The Chandrayaan I countdown begins

As the launch of Chandrayaan-I, India’s first mission to the moon, entered its final hours, the Satish Dhawan Space Centre at Sriharikota was buzzing with activity and excitement.The countdown — reduced from 52 to 49 hours since activities ahead of it were completed three hours in advance — began at 5.22 on Monday morning. This countdown period will entail wide-ranging synchronised activities during which a large number of scientists will perform different sets of well-rehearsed tasks, leading to the historic launch on Wednesday at 6.20 in the morning. “This is the most exciting phase. Until the time the satellite is launched successfully, I think hardly anyone will be able to sleep. There are a number of tasks that have to be completed very carefully and everyone is busy with their jobs,” said Dr M Y S Prasad, associate director of the Satish Dhawan Space Centre. The most important among these tasks is to fill liquid propellants and pressurised gas in the second and fourth stage engines of PSLV-C11, the launch vehicle for Chandrayaan.

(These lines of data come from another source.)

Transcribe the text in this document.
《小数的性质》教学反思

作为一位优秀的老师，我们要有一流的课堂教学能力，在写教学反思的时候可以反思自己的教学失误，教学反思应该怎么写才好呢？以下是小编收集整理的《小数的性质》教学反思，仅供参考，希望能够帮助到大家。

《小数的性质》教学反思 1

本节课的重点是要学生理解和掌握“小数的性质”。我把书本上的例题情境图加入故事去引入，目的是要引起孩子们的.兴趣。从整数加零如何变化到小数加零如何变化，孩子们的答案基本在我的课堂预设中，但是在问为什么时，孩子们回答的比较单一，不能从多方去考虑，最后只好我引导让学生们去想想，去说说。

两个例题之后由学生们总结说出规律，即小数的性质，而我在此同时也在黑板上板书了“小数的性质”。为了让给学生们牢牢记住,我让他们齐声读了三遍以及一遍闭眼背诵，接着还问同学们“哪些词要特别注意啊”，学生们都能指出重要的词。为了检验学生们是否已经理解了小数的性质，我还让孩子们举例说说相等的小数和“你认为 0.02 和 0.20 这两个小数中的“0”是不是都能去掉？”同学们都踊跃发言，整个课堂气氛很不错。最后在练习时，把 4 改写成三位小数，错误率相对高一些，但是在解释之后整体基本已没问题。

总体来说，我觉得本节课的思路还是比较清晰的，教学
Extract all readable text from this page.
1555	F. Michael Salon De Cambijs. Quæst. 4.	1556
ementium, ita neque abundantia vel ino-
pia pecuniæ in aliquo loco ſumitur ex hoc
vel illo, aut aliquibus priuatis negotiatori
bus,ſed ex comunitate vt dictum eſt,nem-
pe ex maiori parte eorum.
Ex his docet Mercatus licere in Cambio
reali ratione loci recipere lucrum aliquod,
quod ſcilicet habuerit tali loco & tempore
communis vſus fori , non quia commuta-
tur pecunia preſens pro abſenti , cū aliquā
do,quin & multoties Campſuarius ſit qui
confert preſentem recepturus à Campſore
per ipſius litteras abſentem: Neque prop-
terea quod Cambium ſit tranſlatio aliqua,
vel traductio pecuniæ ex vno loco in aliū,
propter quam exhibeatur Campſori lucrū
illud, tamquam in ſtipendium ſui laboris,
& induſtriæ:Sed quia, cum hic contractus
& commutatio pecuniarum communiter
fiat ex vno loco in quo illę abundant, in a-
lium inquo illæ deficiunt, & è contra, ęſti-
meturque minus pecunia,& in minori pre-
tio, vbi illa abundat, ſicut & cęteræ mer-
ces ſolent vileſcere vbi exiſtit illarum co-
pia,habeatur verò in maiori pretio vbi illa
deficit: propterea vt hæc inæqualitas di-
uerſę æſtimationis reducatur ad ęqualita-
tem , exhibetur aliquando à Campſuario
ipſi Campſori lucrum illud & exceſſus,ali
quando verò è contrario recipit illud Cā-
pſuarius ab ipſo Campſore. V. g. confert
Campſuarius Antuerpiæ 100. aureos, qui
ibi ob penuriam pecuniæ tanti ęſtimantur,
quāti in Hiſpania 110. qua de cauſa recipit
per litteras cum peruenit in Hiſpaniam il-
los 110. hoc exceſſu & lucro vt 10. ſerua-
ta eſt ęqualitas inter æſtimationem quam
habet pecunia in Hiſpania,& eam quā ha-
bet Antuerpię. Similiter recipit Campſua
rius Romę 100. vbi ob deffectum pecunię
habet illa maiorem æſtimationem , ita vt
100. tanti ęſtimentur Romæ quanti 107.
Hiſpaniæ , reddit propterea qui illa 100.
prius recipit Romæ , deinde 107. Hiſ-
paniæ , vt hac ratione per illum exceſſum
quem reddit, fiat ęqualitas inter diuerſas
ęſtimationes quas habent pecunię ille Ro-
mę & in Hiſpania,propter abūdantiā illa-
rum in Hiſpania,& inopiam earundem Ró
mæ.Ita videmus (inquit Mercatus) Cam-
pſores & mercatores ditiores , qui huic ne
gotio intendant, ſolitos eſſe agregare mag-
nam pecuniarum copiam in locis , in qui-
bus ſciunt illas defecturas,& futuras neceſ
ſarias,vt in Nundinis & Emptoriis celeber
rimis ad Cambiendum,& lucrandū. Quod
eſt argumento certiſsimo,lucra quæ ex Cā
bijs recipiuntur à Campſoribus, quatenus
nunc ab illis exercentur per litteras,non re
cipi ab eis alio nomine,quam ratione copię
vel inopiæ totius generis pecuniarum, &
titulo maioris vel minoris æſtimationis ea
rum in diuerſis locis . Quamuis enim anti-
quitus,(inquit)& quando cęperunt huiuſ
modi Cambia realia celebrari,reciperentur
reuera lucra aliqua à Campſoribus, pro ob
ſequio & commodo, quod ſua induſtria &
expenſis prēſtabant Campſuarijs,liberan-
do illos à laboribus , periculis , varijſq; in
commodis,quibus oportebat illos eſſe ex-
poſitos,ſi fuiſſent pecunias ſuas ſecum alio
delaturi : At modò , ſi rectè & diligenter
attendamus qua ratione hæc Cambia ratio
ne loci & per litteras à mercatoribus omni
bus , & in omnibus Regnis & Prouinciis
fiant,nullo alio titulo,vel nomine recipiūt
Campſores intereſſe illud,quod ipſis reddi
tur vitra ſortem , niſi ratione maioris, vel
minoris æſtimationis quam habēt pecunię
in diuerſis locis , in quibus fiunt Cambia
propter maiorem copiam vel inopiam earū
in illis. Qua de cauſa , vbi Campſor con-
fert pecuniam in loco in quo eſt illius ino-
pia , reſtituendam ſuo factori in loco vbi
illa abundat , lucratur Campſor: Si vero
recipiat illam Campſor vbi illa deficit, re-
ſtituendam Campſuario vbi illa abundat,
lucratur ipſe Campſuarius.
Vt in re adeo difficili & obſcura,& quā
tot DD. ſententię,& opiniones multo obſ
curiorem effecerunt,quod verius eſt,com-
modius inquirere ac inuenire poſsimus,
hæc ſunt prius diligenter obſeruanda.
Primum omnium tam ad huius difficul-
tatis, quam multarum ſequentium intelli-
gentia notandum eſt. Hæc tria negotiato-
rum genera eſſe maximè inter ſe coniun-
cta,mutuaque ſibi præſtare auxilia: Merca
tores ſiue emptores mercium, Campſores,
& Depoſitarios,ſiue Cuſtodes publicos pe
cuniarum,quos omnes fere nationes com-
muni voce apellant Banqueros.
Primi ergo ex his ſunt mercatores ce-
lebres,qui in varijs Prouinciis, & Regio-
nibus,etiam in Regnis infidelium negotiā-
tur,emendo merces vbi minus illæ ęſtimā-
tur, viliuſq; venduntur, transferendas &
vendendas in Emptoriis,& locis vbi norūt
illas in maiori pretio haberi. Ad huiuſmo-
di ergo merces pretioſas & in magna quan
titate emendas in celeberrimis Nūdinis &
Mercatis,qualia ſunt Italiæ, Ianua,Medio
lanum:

This is expected to consume more than 30 hours of the countdown period.
“As of now, everything has gone on smoothly, exactly as planned. There have been no hiccups and no anxious moments,” Prasad assured. Apart from filling up the engines with liquid propellants, scientists will also be busy with a few launch tests that need to be done during the countdown period. The testing of all the 11 payloads being carried by Chandrayaan has already been completed successfully.
Chandrayaan-I, India’s boldest and most ambitious scientific endeavour till date, is designed to carry out a number of experiments aimed at increasing humankind’s knowledge of the moon. Among the tasks that Chandrayaan-I is attempting to do for the first time ever is to map a high-resolution three-dimensional topography of the moon’s entire surface. It will also try to determine the mineral composition of moon’s surface through spectroscopic data and attempt to confirm the presence of water ice in the polar regions.